You are right about this nonsense of ‘student centred’. What should be a teaching strategy to ‘make students think for themselves’ really turns, as you say, into ‘anything goes’. And teachers always did collude in the ‘cheating’ that was and is rife. So how can a student respect those people? But this problem is wider than the school and reflects something about the society it takes place in. But things are much worse in the UK.

roman said...

I can relate to ig da geez's comments about private educational institutions. One caveat, however, needs to be mentioned. Sure, parochial (Catholic) schools have produced an overall better quality of education but remember that the student's parents are most likely already heavily invested in the care of their young. This is evident by the fact that they are spending more money and as such we can deduce that a larger measure of import is being assigned to this responsibility.
As such, it is more than likely that these parents are more heavily involved and motivated in making sure their offspring's upbringing is more intensively guided both in school AND AT HOME. With the current pressures of sustaining the new and popular dual income lifestyle, this guidance may be taking a back seat more and more often and thus even private education is no longer a guarantee of success. There is no substitute for parental involvement at every stage of a child's apbringing.

polishpenguin said...

Michal Farris,

"4) The mass import of brainless violent US media to a population that's conditioned to regard _anything_ from the US as instructional material was not a good idea. Poles are conformists to the core and if they come to think that violent idiotic behavior is the norm, many will try to comply."
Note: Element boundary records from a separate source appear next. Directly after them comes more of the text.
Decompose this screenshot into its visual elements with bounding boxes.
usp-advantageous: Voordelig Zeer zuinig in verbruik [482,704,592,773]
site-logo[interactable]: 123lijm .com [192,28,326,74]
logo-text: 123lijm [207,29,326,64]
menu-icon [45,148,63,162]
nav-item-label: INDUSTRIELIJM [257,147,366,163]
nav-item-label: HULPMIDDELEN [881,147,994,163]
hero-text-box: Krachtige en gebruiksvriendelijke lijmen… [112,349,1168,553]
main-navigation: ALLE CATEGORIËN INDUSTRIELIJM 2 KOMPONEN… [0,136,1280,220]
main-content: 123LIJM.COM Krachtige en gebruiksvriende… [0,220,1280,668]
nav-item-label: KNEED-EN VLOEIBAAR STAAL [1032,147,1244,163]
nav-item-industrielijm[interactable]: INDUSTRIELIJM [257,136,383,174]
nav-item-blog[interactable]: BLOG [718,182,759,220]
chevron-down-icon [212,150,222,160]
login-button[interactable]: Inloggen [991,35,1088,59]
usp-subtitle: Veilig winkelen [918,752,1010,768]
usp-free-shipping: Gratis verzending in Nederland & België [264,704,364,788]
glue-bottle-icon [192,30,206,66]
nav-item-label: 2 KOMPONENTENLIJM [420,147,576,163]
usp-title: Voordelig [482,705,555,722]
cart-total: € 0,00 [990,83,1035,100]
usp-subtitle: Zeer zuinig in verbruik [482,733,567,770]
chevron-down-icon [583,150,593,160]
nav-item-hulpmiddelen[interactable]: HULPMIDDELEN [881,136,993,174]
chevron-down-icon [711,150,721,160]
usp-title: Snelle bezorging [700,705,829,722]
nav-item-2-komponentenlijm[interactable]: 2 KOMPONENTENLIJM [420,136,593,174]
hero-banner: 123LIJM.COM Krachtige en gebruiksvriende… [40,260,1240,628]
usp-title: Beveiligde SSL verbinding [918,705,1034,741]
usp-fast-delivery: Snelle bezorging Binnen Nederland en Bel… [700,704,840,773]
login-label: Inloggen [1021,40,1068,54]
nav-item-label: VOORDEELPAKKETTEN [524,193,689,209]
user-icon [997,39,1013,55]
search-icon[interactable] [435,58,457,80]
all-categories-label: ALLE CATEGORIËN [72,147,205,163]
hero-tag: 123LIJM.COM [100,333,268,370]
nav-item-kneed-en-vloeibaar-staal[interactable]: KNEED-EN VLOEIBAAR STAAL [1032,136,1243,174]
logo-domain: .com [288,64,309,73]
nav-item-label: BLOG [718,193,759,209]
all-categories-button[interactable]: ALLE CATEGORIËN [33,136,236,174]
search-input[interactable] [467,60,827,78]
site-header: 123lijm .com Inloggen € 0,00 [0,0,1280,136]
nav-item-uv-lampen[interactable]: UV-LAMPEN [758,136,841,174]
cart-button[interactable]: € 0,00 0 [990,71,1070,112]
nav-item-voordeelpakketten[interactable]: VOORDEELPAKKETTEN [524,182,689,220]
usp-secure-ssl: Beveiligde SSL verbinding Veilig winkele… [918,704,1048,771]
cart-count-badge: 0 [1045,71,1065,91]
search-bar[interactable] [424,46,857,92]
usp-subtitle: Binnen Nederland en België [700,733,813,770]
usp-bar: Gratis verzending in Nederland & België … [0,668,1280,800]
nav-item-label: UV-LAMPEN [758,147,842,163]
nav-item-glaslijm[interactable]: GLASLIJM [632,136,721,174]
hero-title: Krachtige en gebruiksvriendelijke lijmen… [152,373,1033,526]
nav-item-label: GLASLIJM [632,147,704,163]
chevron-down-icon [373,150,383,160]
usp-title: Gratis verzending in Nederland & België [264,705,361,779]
I disagree with media causing violent behavior. There's countless teens that have played war games and have seen violent movies, but haven't gone out on the streets and have do that such of thing. Why? Because they know what is right and what is wrong. And that goes back to parenting. Violence has been in the media since the 40s and 50s, how about those John Wayne westerns?

US media is very dubbed down compared to Europe. There's much less sex and violence in US media than in Europe's media.

beatroot said...

Roman’s right: the educational success of faith schools (Catholic schools have always did better in UK) is not because of the ‘faith’ but other broader sociological factors. They tend to be middle class schools. Middle class schools do better than working class schools.

And penquin is right about the media. Pictures, games, words do not cause behaviour. Those games, pictures, words have to be received and processed by a human brain before they have any meaning. And the way people react to those images depends on the individual. When black kids hear some Jamaican MC go on about ‘kill all batty boys (gays)’ why don’t all his fans go out and kill gays? Words by themselves like that have no power at all. So the behaviour is caused by the person, and they are completely responsible. Humans are not attack dogs waiting to get let off the leash.

ig da geez said...

BR wrote: So it’s no wonder kids are going off the rails. We have to decide what it is we are meant to respect. And we don’t.

>>> This cuts to the quick of it.

With everything imaginable up for ridicule (freedom, freedom), nothing's left sacred. All that's left is individual gratification.

ig da geez said...

Not all parochial schools are middle class, at least not in the US. But those below the middle class line, I'd say, still do better than their equivalent public school counterparts. This may not be simply or strictly a matter of "faith" but that's the backbone of it. And it has a lot to do with the cultural or faith-based expectations placed upon students by school teachers and administrators -- which need to be backed up by parents and is for the most part because they made a conscious choice to send their kids to be educated in such a disciplined environment.

beatroot said...

They are middle class in UK because most catholics are middle class in UK. Most of the schools are girl's schools as well. Girls do fine in signle sexed schools, boys do worse.